Why even bother? Well, Christianity and Judaism are a bit rivalrous. Christianity began as a sect of Judaism in second-temple times before it completely branched out and became its own religion. It is Judaism’s daughter so to speak. The Gospels are not easy to understand at times, but they become far more accessible when you understand second-temple times. The difficult words of Jesus are certainly challenging unless you understand to whom he was speaking and their culture; his sole audience was the Jews. I don’t know if these are issues that the modern Christian church addresses now, but they were not addressed when I attended church. Certain ideas are timeless–take care of the poor. What does, however, love your neighbor mean exactly if you live under a dictatorship? What does honoring your parents mean if they sell you for drugs? Judaism had responses to these varied questions because the Jews needed clarification and interpretation of the Ten Commandments as it applied to life, hence, the Talmud, the Midrash, and the Mishnah. The sages and rabbis all had their opinions on how to handle various life circumstances, and each one had a desire to be pious. Some were literalists and held strictly to the language of the scriptural text. Others were not. Who was right?

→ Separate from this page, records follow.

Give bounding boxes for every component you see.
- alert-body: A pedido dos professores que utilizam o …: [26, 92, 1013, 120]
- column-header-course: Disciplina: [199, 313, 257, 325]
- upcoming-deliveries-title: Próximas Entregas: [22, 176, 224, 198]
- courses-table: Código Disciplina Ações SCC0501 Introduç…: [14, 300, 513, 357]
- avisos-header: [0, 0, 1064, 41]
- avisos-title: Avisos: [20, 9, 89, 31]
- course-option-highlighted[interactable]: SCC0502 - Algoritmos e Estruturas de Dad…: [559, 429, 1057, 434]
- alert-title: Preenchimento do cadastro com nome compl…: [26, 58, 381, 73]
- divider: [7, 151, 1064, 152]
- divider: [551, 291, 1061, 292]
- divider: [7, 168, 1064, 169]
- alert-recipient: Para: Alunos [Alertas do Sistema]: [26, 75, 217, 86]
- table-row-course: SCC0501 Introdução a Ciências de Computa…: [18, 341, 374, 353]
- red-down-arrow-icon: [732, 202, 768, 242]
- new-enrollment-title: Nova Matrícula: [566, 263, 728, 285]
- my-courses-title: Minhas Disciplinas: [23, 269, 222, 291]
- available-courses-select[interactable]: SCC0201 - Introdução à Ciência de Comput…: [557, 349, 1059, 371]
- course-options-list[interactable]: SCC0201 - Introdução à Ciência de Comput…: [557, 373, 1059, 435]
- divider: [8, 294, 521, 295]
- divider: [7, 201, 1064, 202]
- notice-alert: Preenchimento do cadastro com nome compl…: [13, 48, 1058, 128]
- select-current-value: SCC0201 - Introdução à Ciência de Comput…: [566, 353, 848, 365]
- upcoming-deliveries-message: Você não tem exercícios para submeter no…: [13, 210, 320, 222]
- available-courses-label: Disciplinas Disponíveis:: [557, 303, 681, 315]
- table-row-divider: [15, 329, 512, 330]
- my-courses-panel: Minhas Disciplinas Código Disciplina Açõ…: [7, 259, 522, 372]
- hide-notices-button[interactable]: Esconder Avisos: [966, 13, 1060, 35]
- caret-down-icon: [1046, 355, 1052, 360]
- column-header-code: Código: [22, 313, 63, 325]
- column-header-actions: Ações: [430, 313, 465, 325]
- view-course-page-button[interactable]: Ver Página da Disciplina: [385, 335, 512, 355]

The Pharisees, the sect that survived the rebellion against Rome along with Christianity, were not literalists. The literalists were the Sadducees. The Pharisees were a far more compassionate sect who would more often interpret the scriptures with a leaning towards the “spirit of the law”. The Sadducees followed the letter of the law. Jesus’ teaching was often in agreement with what the Pharisees are recorded as teaching. This information contradicts much of what I was taught growing up in Christian circles. As I have studied, I have seen that there are serious misunderstandings between Christianity and Judaism, and this has caused a great divide. There are other reasons for this great divide most notably historical Christian persecution of the Jews resulting in millions of innocent Jewish lives lost as well as supersessionism which still pervades much of Christian theology.
How do we rectify this? I think the first step in building a bridge between Jews and Christians and improving Jewish-Christian relations is taking a second look at Jesus. I don’t mean in that cliché way that one hears in church settings when someone says in passing, “Well, you know, Jesus was a Jew after all!” What does that even mean? What does Jesus’ being Jewish mean to a Christian? What does Jesus’s Jewishness mean to me–a Jew brought up in an almost exclusively Christian world?
Many Western concepts based in Greco-Roman thought known as Hellenism have been applied to the teaching of Jesus, a decidedly Jewish point of view. What happens when Hebraic thought and teaching is filtered through Hellenism and supersessionism? Well, we have a few thousand years of Church history to observe to find some answers.